Optimizing pulsed-chemical exchange saturation transfer imaging sequences

Chemical exchange saturation transfer (CEST) provides a new imaging contrast mechanism sensitive to labile proton exchange. Pulsed‐CEST imaging is better suited to the hardware constraints on clinical imaging systems when compared with traditional continuous wave‐CEST imaging methods. However, designing optimum pulsed‐CEST imaging sequences entails complicated and time‐consuming numerical integrations. In this work, a simplified and computationally efficient technique is provided to optimize the pulsed‐CEST imaging sequence. An analysis was performed of the optimal average irradiation power and the optimal irradiation flip angle as a function of the acquisition parameters and sample properties in both a two‐pool model and a three‐pool model of endogenous amine exchange. Key simulated and experimental results based on a creatine/agar tissue phantom show that ( 1 ) the average irradiation power is a more meaningful sequence metric than is the average irradiation field amplitude, ( 2 ) the optimal average powers for continuous wave and pulsed‐CEST imaging are approximately equal to each other for a relevant range of solute frequency offsets, exchange rates, and concentrations, ( 3 ) an irradiation flip angle of 180° is optimal or near optimal, independent of the other acquisition parameters and the sample properties, and ( 4 ) higher duty cycles yield higher CEST contrast. Magn Reson Med, 2011.
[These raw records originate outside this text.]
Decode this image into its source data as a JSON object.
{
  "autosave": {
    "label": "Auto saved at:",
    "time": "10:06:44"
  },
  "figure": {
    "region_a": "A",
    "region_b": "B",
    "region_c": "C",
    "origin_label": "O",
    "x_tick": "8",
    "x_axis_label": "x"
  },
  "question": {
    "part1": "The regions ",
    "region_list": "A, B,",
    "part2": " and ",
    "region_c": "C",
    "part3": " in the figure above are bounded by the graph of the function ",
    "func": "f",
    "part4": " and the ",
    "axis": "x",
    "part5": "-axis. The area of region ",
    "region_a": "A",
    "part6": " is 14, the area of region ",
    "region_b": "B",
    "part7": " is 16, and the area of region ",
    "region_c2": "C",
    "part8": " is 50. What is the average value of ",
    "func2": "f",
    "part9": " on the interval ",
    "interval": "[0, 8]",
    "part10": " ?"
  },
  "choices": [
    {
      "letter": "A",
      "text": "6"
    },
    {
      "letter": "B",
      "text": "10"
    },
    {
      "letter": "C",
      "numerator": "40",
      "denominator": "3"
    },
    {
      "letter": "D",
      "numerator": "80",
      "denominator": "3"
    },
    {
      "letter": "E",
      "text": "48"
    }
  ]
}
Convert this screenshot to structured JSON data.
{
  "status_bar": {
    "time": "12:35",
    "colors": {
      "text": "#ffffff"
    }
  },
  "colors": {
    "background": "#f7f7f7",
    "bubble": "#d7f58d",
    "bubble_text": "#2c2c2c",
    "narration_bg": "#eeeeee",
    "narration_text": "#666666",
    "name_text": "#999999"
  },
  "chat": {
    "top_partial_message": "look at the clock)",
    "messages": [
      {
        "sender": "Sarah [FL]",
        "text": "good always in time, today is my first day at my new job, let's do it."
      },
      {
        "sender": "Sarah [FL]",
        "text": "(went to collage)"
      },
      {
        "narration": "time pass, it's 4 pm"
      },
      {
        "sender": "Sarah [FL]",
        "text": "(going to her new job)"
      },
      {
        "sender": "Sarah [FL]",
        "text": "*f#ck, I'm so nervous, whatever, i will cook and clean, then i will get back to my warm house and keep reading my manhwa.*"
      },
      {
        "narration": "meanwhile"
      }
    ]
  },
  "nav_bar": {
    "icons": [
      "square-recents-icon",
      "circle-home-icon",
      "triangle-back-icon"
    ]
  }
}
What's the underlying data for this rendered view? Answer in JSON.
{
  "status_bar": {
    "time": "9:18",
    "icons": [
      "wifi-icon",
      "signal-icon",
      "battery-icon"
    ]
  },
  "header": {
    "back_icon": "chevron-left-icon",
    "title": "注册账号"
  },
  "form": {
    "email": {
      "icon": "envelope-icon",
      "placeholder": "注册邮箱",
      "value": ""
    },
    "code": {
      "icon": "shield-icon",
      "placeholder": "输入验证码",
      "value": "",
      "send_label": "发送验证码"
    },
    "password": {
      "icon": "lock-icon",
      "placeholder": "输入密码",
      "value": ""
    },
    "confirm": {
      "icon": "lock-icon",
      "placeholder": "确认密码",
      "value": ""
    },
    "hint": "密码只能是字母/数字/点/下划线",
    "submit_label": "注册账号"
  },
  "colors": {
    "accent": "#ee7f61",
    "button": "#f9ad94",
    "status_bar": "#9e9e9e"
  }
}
A new method for detecting exchanging amide protons using chemical exchange rotation transfer

In this study, we introduce a new method for amide proton transfer imaging based on chemical exchange rotation transfer. It avoids several artifacts that plague conventional chemical exchange saturation transfer approaches by creating label and reference scans based on varying the irradiation pulse rotation angle (π and 2π radians) instead of the frequency offset (3.5 and −3.5 ppm). Specifically, conventional analysis is sensitive to confounding contributions from magnetic field (B0) inhomogeneities and, more problematically, inherently asymmetric macromolecular resonances. In addition, the lipid resonance at −3.5 ppm complicates the interpretation of the reference scan and decreases the resulting contrast. Finally, partial overlap of the amide signal by nearby amines and hydroxyls obscure the results. By avoiding these issues, our new method is a promising approach for imaging endogenous protein and peptide content and mapping pH. Magn Reson Med, 2013.